Tube Amp or Tube Pre Amp


For those of you who have experience with tubes, what would be your preference.

Tube Amp with tube preamp, Tube Amp with solid state preamp, or Solid state Amp with tube preamp

My system currently is Mcintosh MC352 Amp Solid State, Mcintosh C49 Pre Amp SS, Klipsch Cornwall IV speakers. 

I want to try tubes so with my current set up should I go tube amp or tube preamp?

Thanks

referee1

I am experienced with both. It kind of depends. I definitely recommend a tubed -preamp (Audio Research my preference, or Conrad Johnson or VAC). This will add a more musical and natural sound to your system. Hard to see a downside. Definitely the first step. Buy used to reduce cost. They are made to last decades.

My first tube amp was revelatory and put an end to me ever wanting another solid state amp again, after over forty years of great and powerful solid state amps. But there is a trade off. That is the artificial brick wall slam goes away. It is replaced with a more nuanced, natural and real sounding bass… likewhat you experience in the real world. But if you sit in front of your system waiting for the next fast wall of bass to hit your chest it might leave you wanting. For me, I noticed the absence and instantly didn’t care because of all the incredible aspects of sound quality I gained. Again, I prefer Audio Resesrch… detailed, powerful and incredibly natural and musical… Conrad Johnson and VAC…. VTL, Cary… the list of great tube amps goes on. There are also budget brands.

By far, the most important choice is the right amp for the particular speaker.  The sound of the system will be primarily determined by the amp-speaker matchup.  If you want to hear what tubes can do for the sound, start with the proper tube amp for your system.  Tube amps vary greatly in sound, much more so than do good solid state amps. 
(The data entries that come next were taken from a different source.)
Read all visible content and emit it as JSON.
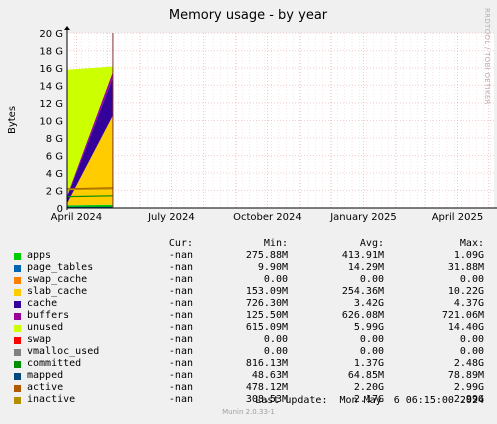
{
  "watermark": "RRDTOOL / TOBI OETIKER",
  "footer": {
    "last_update": "Last update:  Mon May  6 06:15:00 2024",
    "version": "Munin 2.0.33-1"
  },
  "legend_header": {
    "cur": "Cur:",
    "min": "Min:",
    "avg": "Avg:",
    "max": "Max:"
  },
  "legend": [
    {
      "name": "apps",
      "color": "#00cc00",
      "cur": "-nan",
      "min": "275.88M",
      "avg": "413.91M",
      "max": "1.09G"
    },
    {
      "name": "page_tables",
      "color": "#0066b3",
      "cur": "-nan",
      "min": "9.90M",
      "avg": "14.29M",
      "max": "31.88M"
    },
    {
      "name": "swap_cache",
      "color": "#ff8000",
      "cur": "-nan",
      "min": "0.00",
      "avg": "0.00",
      "max": "0.00"
    },
    {
      "name": "slab_cache",
      "color": "#ffcc00",
      "cur": "-nan",
      "min": "153.09M",
      "avg": "254.36M",
      "max": "10.22G"
    },
    {
      "name": "cache",
      "color": "#330099",
      "cur": "-nan",
      "min": "726.30M",
      "avg": "3.42G",
      "max": "4.37G"
    },
    {
      "name": "buffers",
      "color": "#990099",
      "cur": "-nan",
      "min": "125.50M",
      "avg": "626.08M",
      "max": "721.06M"
    },
    {
      "name": "unused",
      "color": "#ccff00",
      "cur": "-nan",
      "min": "615.09M",
      "avg": "5.99G",
      "max": "14.40G"
    },
    {
      "name": "swap",
      "color": "#ff0000",
      "cur": "-nan",
      "min": "0.00",
      "avg": "0.00",
      "max": "0.00"
    },
    {
      "name": "vmalloc_used",
      "color": "#808080",
      "cur": "-nan",
      "min": "0.00",
      "avg": "0.00",
      "max": "0.00"
    },
    {
      "name": "committed",
      "color": "#008f00",
      "cur": "-nan",
      "min": "816.13M",
      "avg": "1.37G",
      "max": "2.48G"
    },
    {
      "name": "mapped",
      "color": "#00487d",
      "cur": "-nan",
      "min": "48.63M",
      "avg": "64.85M",
      "max": "78.89M"
    },
    {
      "name": "active",
      "color": "#b35a00",
      "cur": "-nan",
      "min": "478.12M",
      "avg": "2.20G",
      "max": "2.99G"
    },
    {
      "name": "inactive",
      "color": "#b38f00",
      "cur": "-nan",
      "min": "308.53M",
      "avg": "2.17G",
      "max": "2.99G"
    }
  ],
  "chart_data": {
    "type": "area",
    "title": "Memory usage - by year",
    "ylabel": "Bytes",
    "ylim": [
      0,
      20
    ],
    "y_unit": "G",
    "y_ticks": [
      0,
      2,
      4,
      6,
      8,
      10,
      12,
      14,
      16,
      18,
      20
    ],
    "y_tick_labels": [
      "0",
      "2 G",
      "4 G",
      "6 G",
      "8 G",
      "10 G",
      "12 G",
      "14 G",
      "16 G",
      "18 G",
      "20 G"
    ],
    "x_tick_labels": [
      "April 2024",
      "July 2024",
      "October 2024",
      "January 2025",
      "April 2025"
    ],
    "x_tick_dates": [
      "2024-04-01",
      "2024-07-01",
      "2024-10-01",
      "2025-01-01",
      "2025-04-01"
    ],
    "xlim": [
      "2024-03-23",
      "2025-05-06"
    ],
    "current_time": "2024-05-06",
    "grid": true,
    "stacked_series": [
      {
        "name": "apps",
        "color": "#00cc00",
        "x": [
          "2024-03-23",
          "2024-05-06"
        ],
        "values": [
          0.3,
          0.35
        ]
      },
      {
        "name": "page_tables",
        "color": "#0066b3",
        "x": [
          "2024-03-23",
          "2024-05-06"
        ],
        "values": [
          0.01,
          0.02
        ]
      },
      {
        "name": "slab_cache",
        "color": "#ffcc00",
        "x": [
          "2024-03-23",
          "2024-05-06"
        ],
        "values": [
          0.2,
          10.2
        ]
      },
      {
        "name": "cache",
        "color": "#330099",
        "x": [
          "2024-03-23",
          "2024-05-06"
        ],
        "values": [
          0.75,
          4.3
        ]
      },
      {
        "name": "buffers",
        "color": "#990099",
        "x": [
          "2024-03-23",
          "2024-05-06"
        ],
        "values": [
          0.15,
          0.7
        ]
      },
      {
        "name": "unused",
        "color": "#ccff00",
        "x": [
          "2024-03-23",
          "2024-05-06"
        ],
        "values": [
          14.4,
          0.6
        ]
      }
    ],
    "line_series": [
      {
        "name": "committed",
        "color": "#008f00",
        "x": [
          "2024-03-23",
          "2024-05-06"
        ],
        "values": [
          1.3,
          1.4
        ]
      },
      {
        "name": "mapped",
        "color": "#00487d",
        "x": [
          "2024-03-23",
          "2024-05-06"
        ],
        "values": [
          0.06,
          0.07
        ]
      },
      {
        "name": "active",
        "color": "#b35a00",
        "x": [
          "2024-03-23",
          "2024-05-06"
        ],
        "values": [
          2.2,
          2.3
        ]
      },
      {
        "name": "inactive",
        "color": "#b38f00",
        "x": [
          "2024-03-23",
          "2024-05-06"
        ],
        "values": [
          2.1,
          2.2
        ]
      }
    ]
  }
}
While I am a tube amp fan, I find that there are many that do not suit my taste such that I would take most solid state amps over such tube amps.  I generally don't like most high-powered tube amps that use a lot of tubes in parallel pushpull to achieve very high power; most sound hard and brittle to me and I would be more likely to take a solid state amp.
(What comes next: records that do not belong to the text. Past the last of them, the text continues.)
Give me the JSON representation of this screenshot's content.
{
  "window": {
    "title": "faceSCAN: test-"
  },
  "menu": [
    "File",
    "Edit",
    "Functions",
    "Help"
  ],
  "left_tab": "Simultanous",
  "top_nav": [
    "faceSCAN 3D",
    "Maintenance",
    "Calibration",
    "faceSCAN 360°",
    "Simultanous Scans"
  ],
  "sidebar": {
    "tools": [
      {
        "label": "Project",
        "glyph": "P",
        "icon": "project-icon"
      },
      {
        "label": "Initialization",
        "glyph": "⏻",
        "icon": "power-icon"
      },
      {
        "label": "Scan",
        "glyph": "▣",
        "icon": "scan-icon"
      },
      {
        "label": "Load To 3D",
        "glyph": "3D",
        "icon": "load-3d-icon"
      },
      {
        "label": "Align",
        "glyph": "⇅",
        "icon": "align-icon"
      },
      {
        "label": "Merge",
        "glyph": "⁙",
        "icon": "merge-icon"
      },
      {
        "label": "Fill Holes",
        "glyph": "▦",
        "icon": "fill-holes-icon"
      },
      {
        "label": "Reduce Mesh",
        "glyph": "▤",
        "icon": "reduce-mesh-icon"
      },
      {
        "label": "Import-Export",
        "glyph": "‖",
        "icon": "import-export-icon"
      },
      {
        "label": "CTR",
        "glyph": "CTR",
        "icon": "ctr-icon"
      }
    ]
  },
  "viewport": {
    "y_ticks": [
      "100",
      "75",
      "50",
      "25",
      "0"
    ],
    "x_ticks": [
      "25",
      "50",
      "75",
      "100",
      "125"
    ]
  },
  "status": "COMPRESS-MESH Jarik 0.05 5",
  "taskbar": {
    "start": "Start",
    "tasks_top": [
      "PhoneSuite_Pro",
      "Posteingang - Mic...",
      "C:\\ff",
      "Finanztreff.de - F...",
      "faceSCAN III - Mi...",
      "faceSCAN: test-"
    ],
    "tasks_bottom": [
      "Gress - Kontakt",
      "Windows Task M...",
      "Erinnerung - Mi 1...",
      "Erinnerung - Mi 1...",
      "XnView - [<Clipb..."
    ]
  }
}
Fortunately for you, you have speakers that will work with fairly low-powered tube amps.  You will have to audition some to get a feel of what amps you like.  I have my own preferences which are for some single-ended triode (SET) amps and pushpull amps running EL 84, 6L6, or KT 66 tubes.  The EL 84 tube is run in a lot of more reasonably priced amps and it delivers a lively sound.  SET amps that I like tend to be quite low in power, which may be an issue even with your high efficiency Cornwalls if you have a large room and like to play music at very high volume.  Also, although SET amps appear to be very simple, so they should be affordable, they demand a very good output transformer so decent sounding ones are NOT cheap.  You should at least audition a good SET amp, but, they might be a bit of a risk when it comes to compatibility.

I like using my tube preamp with my solid state amp.The sound is alot better..The power of solid state amp makes the tube preamp sing  out.But that's just me,perhaps. 

If cost of ownership is of any concern, it is worthwhile noting that preamp tubes last a very long time while amplifier power tubes have definite lifetimes.

I say this having recently replaced 8 kt88s in my amp.

I will also say that I wouldn't have it any other way.